Group of polymers derived from vinyl monomers

In polymer chemistry, vinyl polymers are a group of polymers derived from substituted vinyl (H2C=CHR) monomers. Their backbone is an extended alkane chain [\sCH2\sCHR\s]. In popular usage, "vinyl" refers only to polyvinyl chloride (PVC).

==Examples==
Vinyl polymers are the most common type of plastic. Important examples can be distinguished by the R group in the monomer H_{2}C=CHR:
- Polyethylene (PE) is made from ethylene, R = H
- polypropylene (PP) is made from propylene, R = CH_{3}
- Polystyrene (PS) is made from styrene, R = C_{6}H_{5}
- Polyvinyl chloride (PVC) is made from vinyl chloride, R = Cl
- Polyvinyl acetate (PVAc) is made from vinyl acetate, R = O_{2}CCH_{3}
- Polyacrylonitrile (PAN) is made from acrylonitrile, R = CN

==Production==
Vinyl polymers are produced using catalysts. Ziegler–Natta catalysts are used commercially for production of polyethylene and polypropylene. Many are produced using radical initiators which are produced from organic peroxides. Still others (polystyrene) are produced using anionic initiators such as butyl lithium.

An exception from the usual rules, polyvinyl alcohol, (CH2CHOH)_{n}, is produced by hydrolysis of polyvinyl acetate.
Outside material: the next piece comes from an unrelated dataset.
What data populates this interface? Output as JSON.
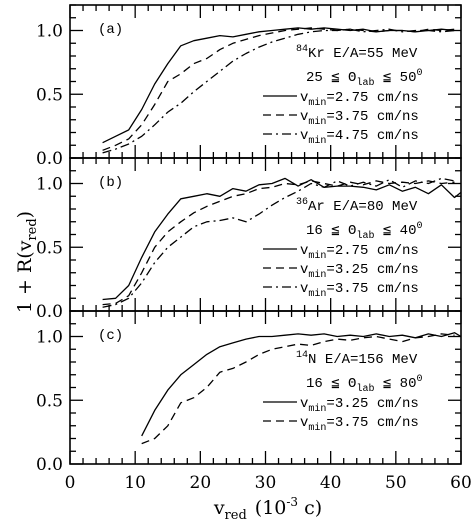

Vinyl alcohol is not sufficiently stable to undergo polymerization.

==Structure==
Vinyl polymers are subject of several structural variations, which greatly expands the range of polymers and their applications.

With the exception of polyethylene, vinyl polymers can arise from head-to-tail linking of monomers, head-to-head combined with tail-to-tail, or a mixture of those two patterns. Additionally the substituted carbon center in such polymers is stereogenic (a "chiral center"), with the result that the relative absolute configurations of these centers within a polymer can influence the properties of the polymer. This feature is called tacticity. The polymerization conditions and the catalysts affect tacticity.

Another major variation for vinyl polymers arises from the copolymerization of differing vinyl monomers. The simplest example is ethylene-propylene copolymer. The % comonomer is yet another variation.